ジン

ジンの歴史

ジンは1660年にオランダのライデン大学シルビウス教授が開発した蒸留酒です。

もともとは東インドで働いていたオランダ人のために熱病の特効薬を開発していたのですが、その過程で偶然に生成に成功したのがこのお酒です。

その証拠に原材料となっているのはジュニパーベリーというネズの実ですが、これは大変利尿効果が高いことで知られています。

ジンの生成にはこのネズの実をアルコールに浸し蒸留していきます。

開発当初はジュニエーヴェル・ワインという名称で親しまれていましたがその後オランダから英国に渡ったときに短く「ジン」という名称にされそこから世界中に広がっていきました。

そのため現在流通しているジンの種類には、オランダタイプの甘口の「ジュネバ・ジン」というものと、英国風の辛口ジンとがあります。

ジンはオランダ生まれではありますがそのあと英国で国民的に親しまれるほどの大人気のお酒になったことにより、かなりの種類が英国内には存在しています。

英国タイプのジンを細かくみていくと、最も辛口な「ドライ・ジン」やそれに甘みを加えた「オルード・トム・ジン」、強い香りづけをした「プリマス・ジン」、フルーツで風味をつけた「プリマス・ジン」といったものがあります。

ジンを使ったカクテル

ジン・ベースのカクテルは、他の種類のものに比べても大変数が多く、どこのお店でも必ず置いているほど人気の高いものとなっています。

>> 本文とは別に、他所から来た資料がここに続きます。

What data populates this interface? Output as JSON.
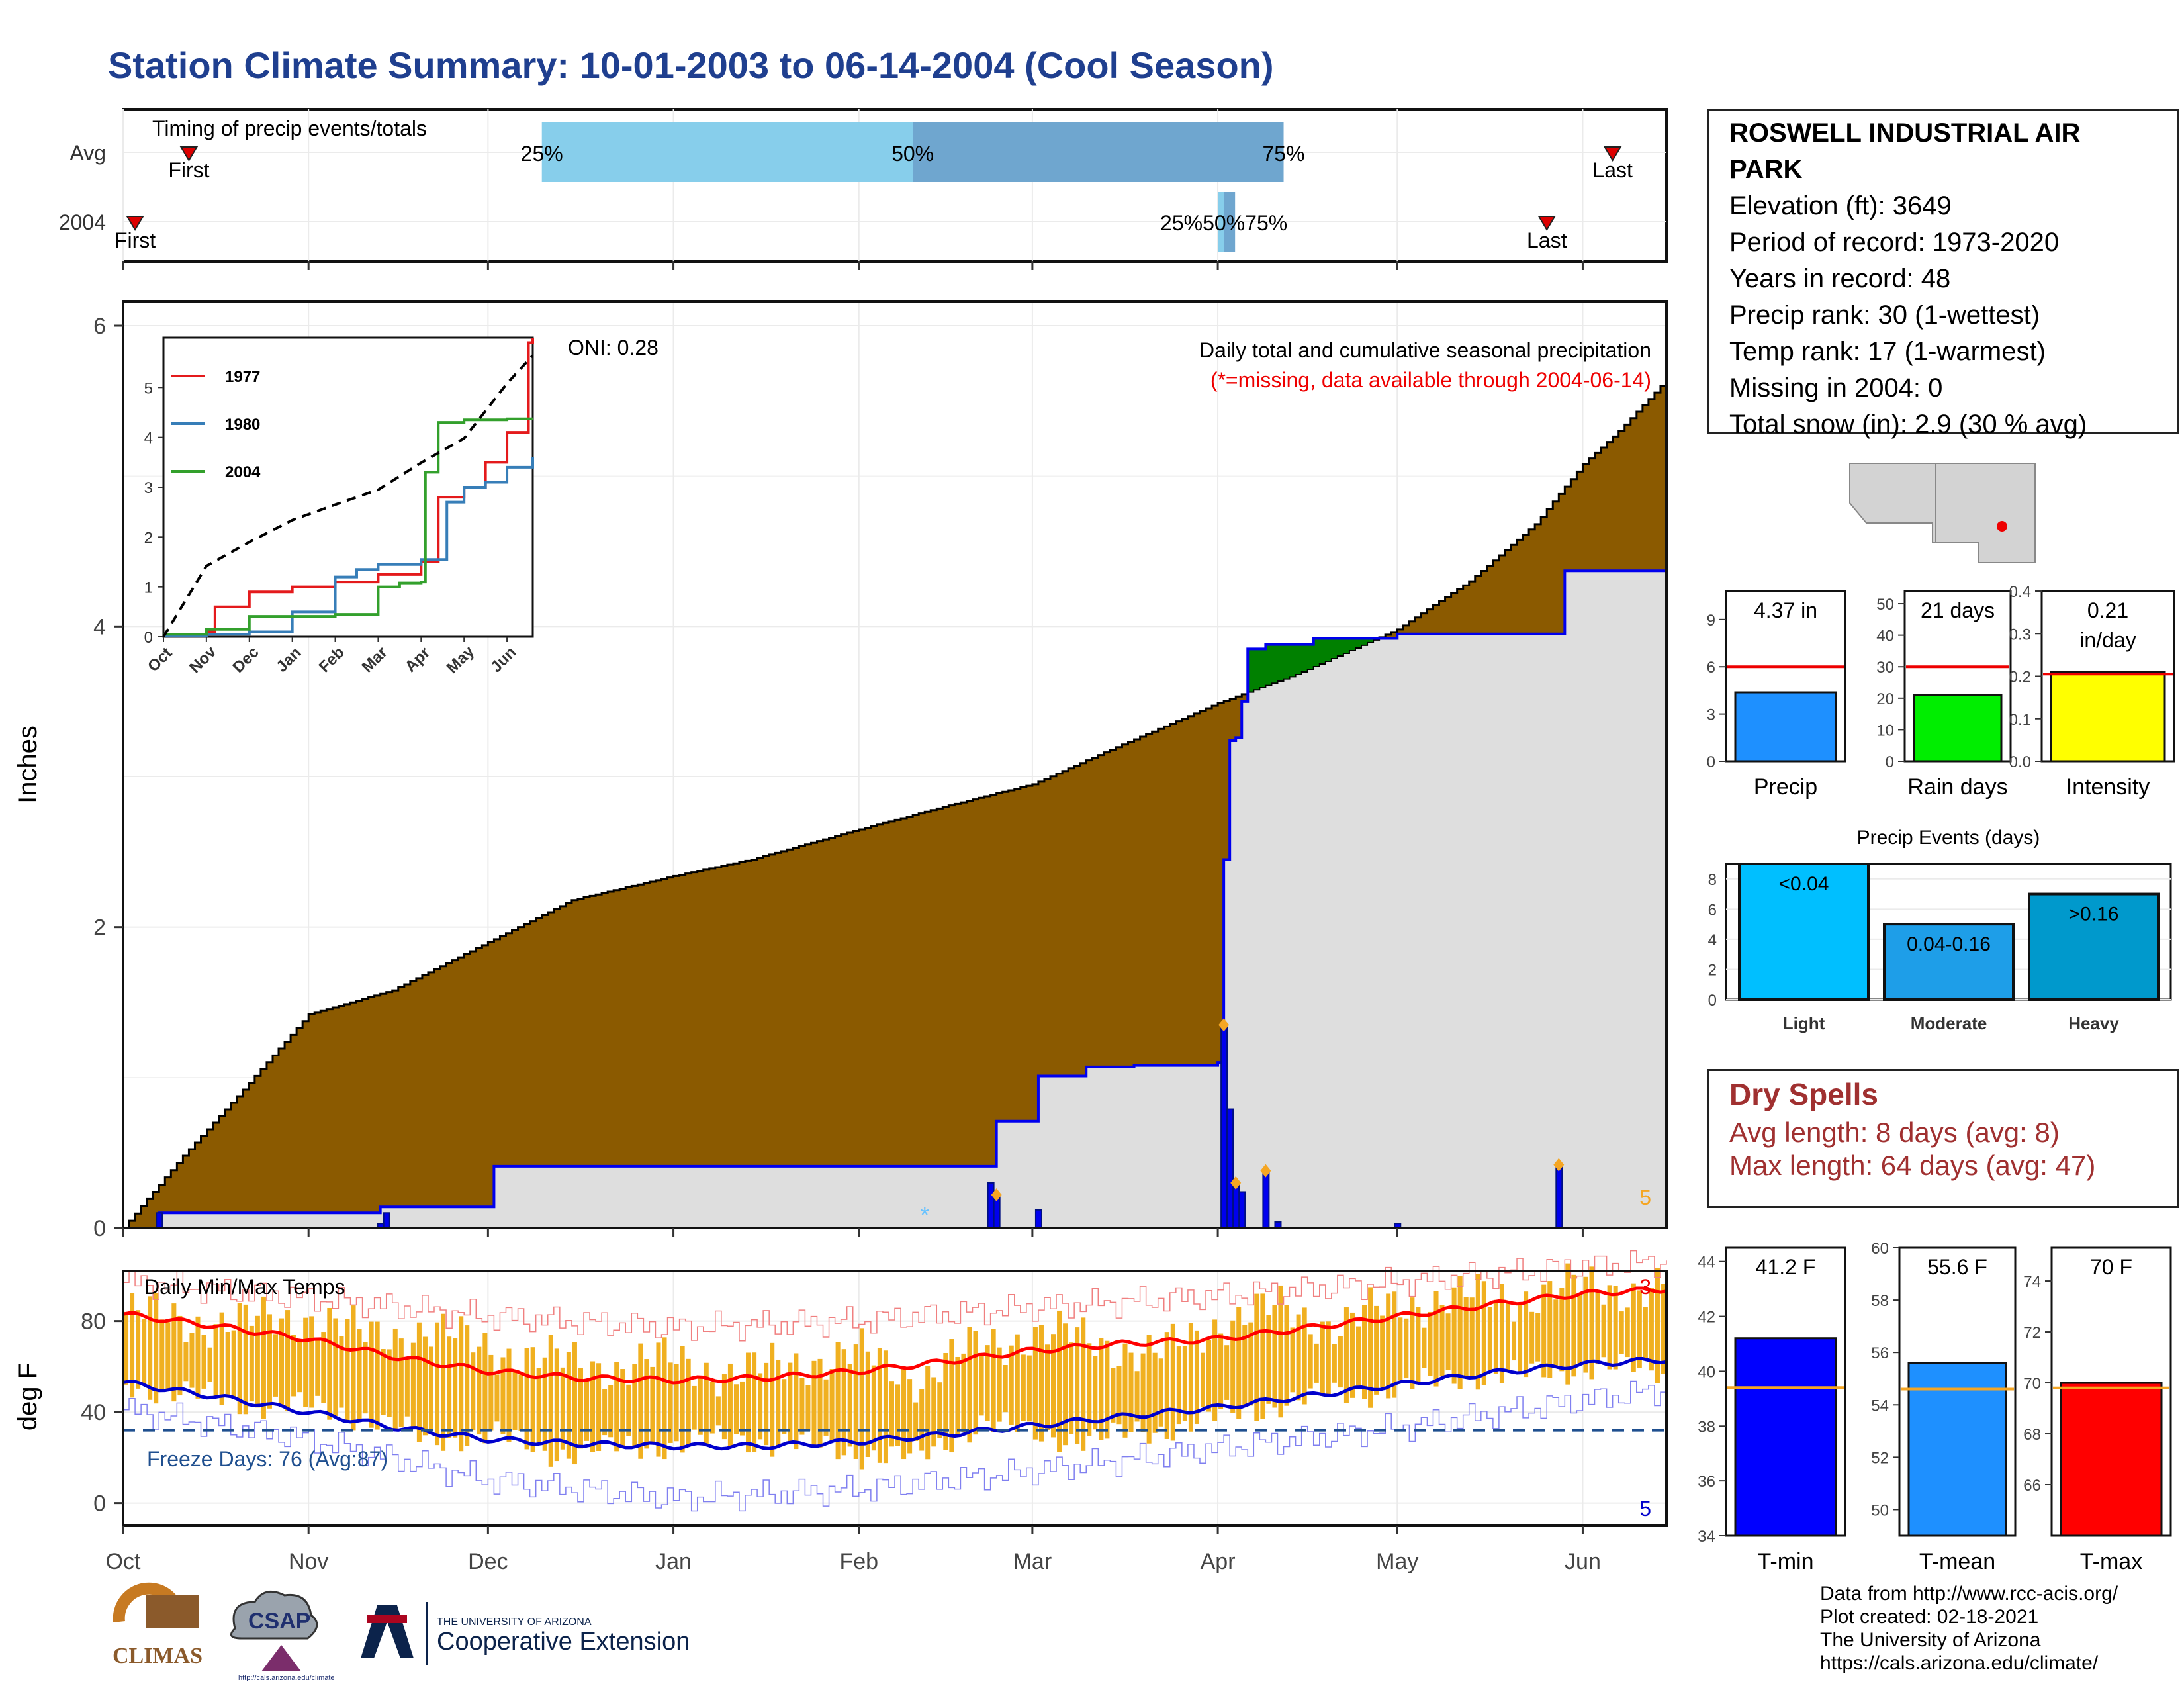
{
  "title": "Station Climate Summary: 10-01-2003 to 06-14-2004 (Cool Season)",
  "station": {
    "name": "ROSWELL INDUSTRIAL AIR PARK",
    "lines": [
      "Elevation (ft): 3649",
      "Period of record: 1973-2020",
      "Years in record: 48",
      "Precip rank: 30 (1-wettest)",
      "Temp rank: 17 (1-warmest)",
      "Missing in 2004: 0",
      "Total snow (in): 2.9 (30 % avg)"
    ]
  },
  "dry_spells": {
    "heading": "Dry Spells",
    "avg": "Avg length: 8 days (avg: 8)",
    "max": "Max length: 64 days (avg: 47)"
  },
  "footer": [
    "Data from http://www.rcc-acis.org/",
    "Plot created: 02-18-2021",
    "The University of Arizona",
    "https://cals.arizona.edu/climate/"
  ],
  "logos": {
    "climas": "CLIMAS",
    "csap": "CSAP",
    "csap_url": "http://cals.arizona.edu/climate",
    "ua_small": "THE UNIVERSITY OF ARIZONA",
    "ua_big": "Cooperative Extension"
  },
  "colors": {
    "title": "#1f3f8f",
    "cum_avg_fill": "#8b5a00",
    "cum_obs_fill": "#dedede",
    "obs_line": "#0000ee",
    "surplus": "#008000",
    "tmax": "#ff0000",
    "tmin": "#0000cc",
    "bars": "#f0b020"
  },
  "chart_data": [
    {
      "type": "bar",
      "name": "timing",
      "title": "Timing of precip events/totals",
      "rows": [
        "Avg",
        "2004"
      ],
      "avg": {
        "first": "Oct 12",
        "p25": "Dec 10",
        "p50": "Feb 10",
        "p75": "Apr 12",
        "last": "Jun 6"
      },
      "year": {
        "first": "Oct 3",
        "p25": "Apr 1",
        "p50": "Apr 2",
        "p75": "Apr 3",
        "last": "May 26"
      },
      "labels": {
        "first": "First",
        "last": "Last",
        "p25": "25%",
        "p50": "50%",
        "p75": "75%",
        "year_pct": "25%50%75%"
      }
    },
    {
      "type": "area",
      "name": "cumulative_precip",
      "title": "Daily total and cumulative seasonal precipitation",
      "subtitle": "(*=missing, data available through 2004-06-14)",
      "oni": "ONI: 0.28",
      "ylabel": "Inches",
      "ylim": [
        0,
        6.2
      ],
      "yticks": [
        "0",
        "2",
        "4",
        "6"
      ],
      "xlim_days": [
        0,
        258
      ],
      "x_months": [
        "Oct",
        "Nov",
        "Dec",
        "Jan",
        "Feb",
        "Mar",
        "Apr",
        "May",
        "Jun"
      ],
      "month_start_day": [
        0,
        31,
        61,
        92,
        123,
        152,
        183,
        213,
        244
      ],
      "corner_label": "5",
      "avg_cumulative": {
        "day": [
          0,
          10,
          20,
          31,
          45,
          61,
          75,
          92,
          105,
          123,
          137,
          152,
          165,
          183,
          196,
          213,
          225,
          236,
          244,
          250,
          258
        ],
        "value": [
          0,
          0.48,
          0.92,
          1.42,
          1.58,
          1.9,
          2.18,
          2.34,
          2.45,
          2.65,
          2.8,
          2.95,
          3.18,
          3.49,
          3.68,
          3.98,
          4.3,
          4.68,
          5.08,
          5.3,
          5.64
        ]
      },
      "obs_cumulative": {
        "day": [
          0,
          6,
          43,
          62,
          145,
          146,
          153,
          161,
          169,
          183,
          184,
          185,
          186,
          187,
          188,
          191,
          199,
          213,
          240,
          241,
          258
        ],
        "value": [
          0,
          0.1,
          0.14,
          0.41,
          0.41,
          0.71,
          1.01,
          1.07,
          1.08,
          1.1,
          2.45,
          3.24,
          3.26,
          3.5,
          3.85,
          3.88,
          3.92,
          3.95,
          3.95,
          4.37,
          4.37
        ]
      },
      "daily_precip": {
        "day": [
          6,
          43,
          44,
          145,
          146,
          153,
          184,
          185,
          186,
          187,
          191,
          193,
          213,
          240
        ],
        "value": [
          0.1,
          0.03,
          0.1,
          0.3,
          0.22,
          0.12,
          1.35,
          0.79,
          0.3,
          0.24,
          0.38,
          0.04,
          0.03,
          0.42
        ]
      },
      "missing_day": [
        134
      ],
      "event_markers_day": [
        146,
        184,
        186,
        191,
        240
      ]
    },
    {
      "type": "line",
      "name": "inset_cumulative",
      "x_labels": [
        "Oct",
        "Nov",
        "Dec",
        "Jan",
        "Feb",
        "Mar",
        "Apr",
        "May",
        "Jun"
      ],
      "y_ticks": [
        "0",
        "1",
        "2",
        "3",
        "4",
        "5"
      ],
      "ylim": [
        0,
        6
      ],
      "legend": "top-left",
      "series": [
        {
          "name": "1977",
          "color": "#e41a1c",
          "month": [
            0,
            1,
            1.2,
            2,
            3,
            3.5,
            4,
            5,
            6,
            6.4,
            7,
            7.5,
            8,
            8.5,
            8.6
          ],
          "value": [
            0.05,
            0.1,
            0.6,
            0.9,
            1.0,
            1.0,
            1.1,
            1.25,
            1.5,
            2.8,
            3.0,
            3.5,
            4.1,
            5.9,
            6.0
          ]
        },
        {
          "name": "1980",
          "color": "#377eb8",
          "month": [
            0,
            1,
            2,
            3,
            4,
            4.5,
            5,
            6,
            6.6,
            7,
            7.5,
            8,
            8.6
          ],
          "value": [
            0.02,
            0.05,
            0.1,
            0.5,
            1.2,
            1.35,
            1.45,
            1.55,
            2.7,
            3.0,
            3.1,
            3.4,
            3.6
          ]
        },
        {
          "name": "2004",
          "color": "#33a02c",
          "month": [
            0,
            1,
            2,
            4,
            5,
            5.5,
            6,
            6.1,
            6.4,
            7,
            8,
            8.6
          ],
          "value": [
            0.05,
            0.15,
            0.41,
            0.45,
            1.0,
            1.08,
            1.1,
            3.3,
            4.3,
            4.35,
            4.37,
            4.37
          ]
        },
        {
          "name": "Avg",
          "color": "#000000",
          "dashed": true,
          "month": [
            0,
            1,
            2,
            3,
            4,
            5,
            6,
            7,
            8,
            8.6
          ],
          "value": [
            0,
            1.42,
            1.9,
            2.34,
            2.65,
            2.95,
            3.49,
            3.98,
            5.08,
            5.64
          ]
        }
      ]
    },
    {
      "type": "bar",
      "name": "season_totals",
      "panels": [
        {
          "xlabel": "Precip",
          "label": "4.37 in",
          "value": 4.37,
          "avg": 6,
          "ylim": [
            0,
            10.8
          ],
          "yticks": [
            0,
            3,
            6,
            9
          ],
          "color": "#1e90ff"
        },
        {
          "xlabel": "Rain days",
          "label": "21 days",
          "value": 21,
          "avg": 30,
          "ylim": [
            0,
            54
          ],
          "yticks": [
            0,
            10,
            20,
            30,
            40,
            50
          ],
          "color": "#00ee00"
        },
        {
          "xlabel": "Intensity",
          "label": "0.21\nin/day",
          "value": 0.21,
          "avg": 0.205,
          "ylim": [
            0,
            0.4
          ],
          "yticks": [
            0.0,
            0.1,
            0.2,
            0.3,
            0.4
          ],
          "color": "#ffff00"
        }
      ]
    },
    {
      "type": "bar",
      "name": "precip_events",
      "title": "Precip Events (days)",
      "categories": [
        "Light",
        "Moderate",
        "Heavy"
      ],
      "bar_labels": [
        "<0.04",
        "0.04-0.16",
        ">0.16"
      ],
      "values": [
        9,
        5,
        7
      ],
      "ylim": [
        0,
        9
      ],
      "yticks": [
        0,
        2,
        4,
        6,
        8
      ],
      "colors": [
        "#00bfff",
        "#1e9ee8",
        "#0099cc"
      ]
    },
    {
      "type": "line",
      "name": "daily_temps",
      "title": "Daily Min/Max Temps",
      "ylabel": "deg F",
      "ylim": [
        -10,
        102
      ],
      "yticks": [
        "0",
        "40",
        "80"
      ],
      "freeze_label": "Freeze Days: 76 (Avg:87)",
      "freeze_line": 32,
      "top_right": "3",
      "bottom_right": "5",
      "x_months": [
        "Oct",
        "Nov",
        "Dec",
        "Jan",
        "Feb",
        "Mar",
        "Apr",
        "May",
        "Jun"
      ],
      "avg_max": {
        "day": [
          0,
          15,
          31,
          46,
          61,
          76,
          92,
          107,
          123,
          137,
          152,
          167,
          183,
          198,
          213,
          228,
          244,
          258
        ],
        "value": [
          83,
          78,
          72,
          64,
          58,
          55,
          54,
          55,
          58,
          62,
          67,
          70,
          72,
          77,
          82,
          87,
          92,
          94
        ]
      },
      "avg_min": {
        "day": [
          0,
          15,
          31,
          46,
          61,
          76,
          92,
          107,
          123,
          137,
          152,
          167,
          183,
          198,
          213,
          228,
          244,
          258
        ],
        "value": [
          53,
          47,
          40,
          33,
          28,
          26,
          25,
          25,
          27,
          30,
          34,
          38,
          42,
          47,
          52,
          57,
          61,
          63
        ]
      },
      "rec_max": {
        "day": [
          0,
          31,
          61,
          92,
          123,
          152,
          183,
          213,
          244,
          258
        ],
        "value": [
          97,
          90,
          82,
          77,
          80,
          86,
          91,
          97,
          104,
          106
        ]
      },
      "rec_min": {
        "day": [
          0,
          31,
          61,
          92,
          123,
          152,
          183,
          213,
          244,
          258
        ],
        "value": [
          41,
          28,
          10,
          2,
          6,
          14,
          24,
          33,
          45,
          50
        ]
      },
      "obs_tmax": {
        "day": [
          0,
          10,
          20,
          31,
          40,
          50,
          61,
          72,
          82,
          92,
          102,
          112,
          123,
          133,
          143,
          152,
          162,
          172,
          183,
          193,
          203,
          213,
          223,
          233,
          244,
          258
        ],
        "value": [
          84,
          80,
          79,
          82,
          73,
          76,
          68,
          62,
          60,
          63,
          56,
          62,
          65,
          55,
          70,
          74,
          72,
          64,
          80,
          85,
          78,
          88,
          90,
          91,
          95,
          94
        ]
      },
      "obs_tmin": {
        "day": [
          0,
          10,
          20,
          31,
          40,
          50,
          61,
          72,
          82,
          92,
          102,
          112,
          123,
          133,
          143,
          152,
          162,
          172,
          183,
          193,
          203,
          213,
          223,
          233,
          244,
          258
        ],
        "value": [
          52,
          48,
          44,
          42,
          38,
          28,
          30,
          22,
          24,
          26,
          28,
          26,
          22,
          20,
          36,
          30,
          28,
          32,
          38,
          44,
          48,
          50,
          56,
          56,
          60,
          58
        ]
      }
    },
    {
      "type": "bar",
      "name": "temp_summary",
      "panels": [
        {
          "xlabel": "T-min",
          "label": "41.2 F",
          "value": 41.2,
          "avg": 39.4,
          "ylim": [
            34,
            44.5
          ],
          "yticks": [
            34,
            36,
            38,
            40,
            42,
            44
          ],
          "color": "#0000ff"
        },
        {
          "xlabel": "T-mean",
          "label": "55.6 F",
          "value": 55.6,
          "avg": 54.6,
          "ylim": [
            49,
            60
          ],
          "yticks": [
            50,
            52,
            54,
            56,
            58,
            60
          ],
          "color": "#1e90ff"
        },
        {
          "xlabel": "T-max",
          "label": "70 F",
          "value": 70,
          "avg": 69.8,
          "ylim": [
            64,
            75.3
          ],
          "yticks": [
            66,
            68,
            70,
            72,
            74
          ],
          "color": "#ff0000"
        }
      ]
    }
  ]
}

ジンというお酒そのものの風味を活かすことでさわやかな味わいにしていくことができるため、かなり度数は強くても飲めるおいしさになります。

ジン・ベースのカクテルといえばやはりカクテルの王様である「マティーニ」があります。

マティーニはドライジンにドライベルモットを加えたものにオリーブの実を浸して飲むという非常にシンプルなレシピとなっています。

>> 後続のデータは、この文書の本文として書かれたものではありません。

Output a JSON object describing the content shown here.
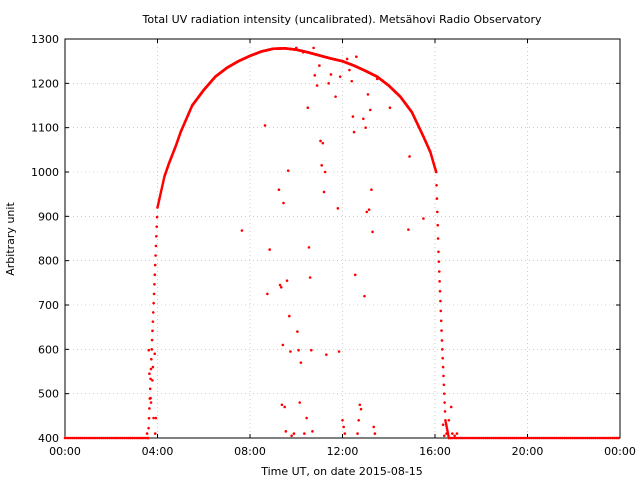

ただしマティーニというカクテルはとても奥が深く、マティーニだけで一冊のレシピブックができてしまうほどで、ジンとベルモットの他にレモンピールなど独自の味付けをしていくことでそのバーらしい味に仕上げていきます。

他にも日本ではよく知られているジントニックやジンリッキーといったものもジン・ベースのシンプルなカクテルの種類です。

ジンについての豆知識

ジンはカクテルベースとして最も使われているといってもよいほどのお酒なので、カクテルの種類は無数にあると言ってもよいほどです。

前項で紹介したマティーニやジントニックの他にも、トムコリンズやギムレット、シンガポールスリングといったものも全てジン・ベースのカクテルです。

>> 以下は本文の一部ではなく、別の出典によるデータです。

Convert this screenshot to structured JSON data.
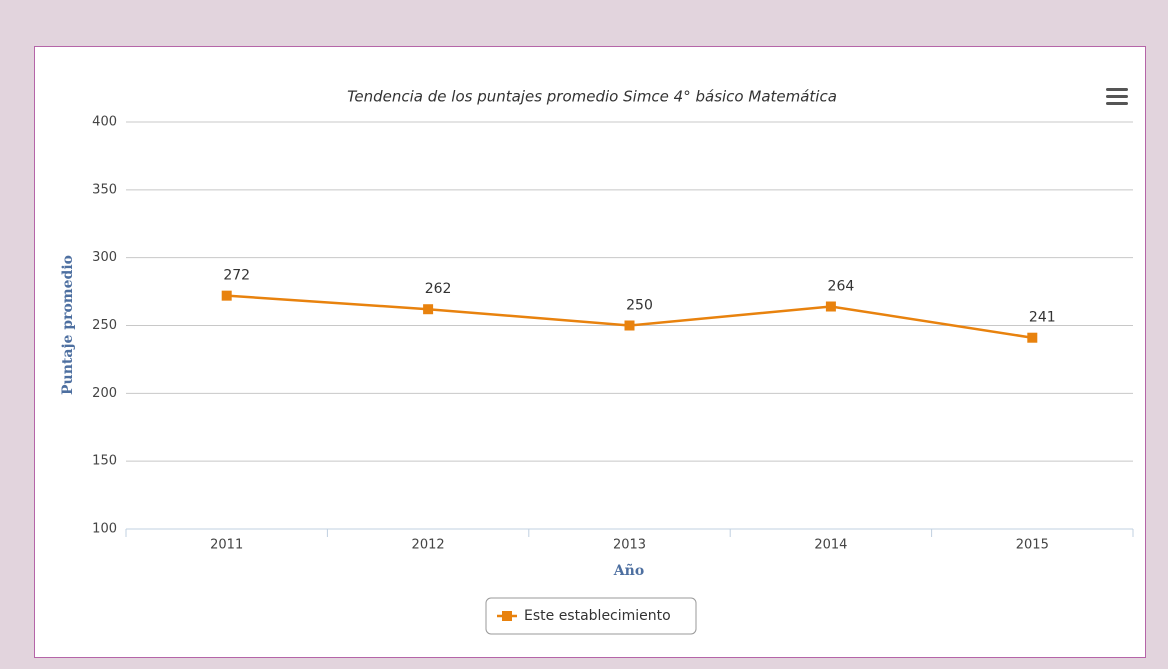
{
  "chart_data": {
    "type": "line",
    "title": "Tendencia de los puntajes promedio Simce 4° básico Matemática",
    "x_label": "Año",
    "y_label": "Puntaje promedio",
    "categories": [
      "2011",
      "2012",
      "2013",
      "2014",
      "2015"
    ],
    "series": [
      {
        "name": "Este establecimiento",
        "color": "#e8820e",
        "values": [
          272,
          262,
          250,
          264,
          241
        ]
      }
    ],
    "ylim": [
      100,
      400
    ],
    "yticks": [
      100,
      150,
      200,
      250,
      300,
      350,
      400
    ],
    "grid": true,
    "legend": "bottom"
  }
}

ジン・ベースのカクテルの中でも「ミリオン・ダラー」というドライジンにパイナップルジュースとレモンジュース、グレナデンシロップ、卵白を加えた甘口のカクテルは日本でも大正時代から存在しており、日本初で世界に広がっていったカクテルとして知られています。

ジンを使ったカクテルはマティーニという大きな存在があるせいか全体的に辛口風味のものが多いのですが、ミリオン・ダラーはジン・ベースにしては珍しくとても甘い風味になっているので、たまにバーなどで注文をしていみると通に思われるかもしれません。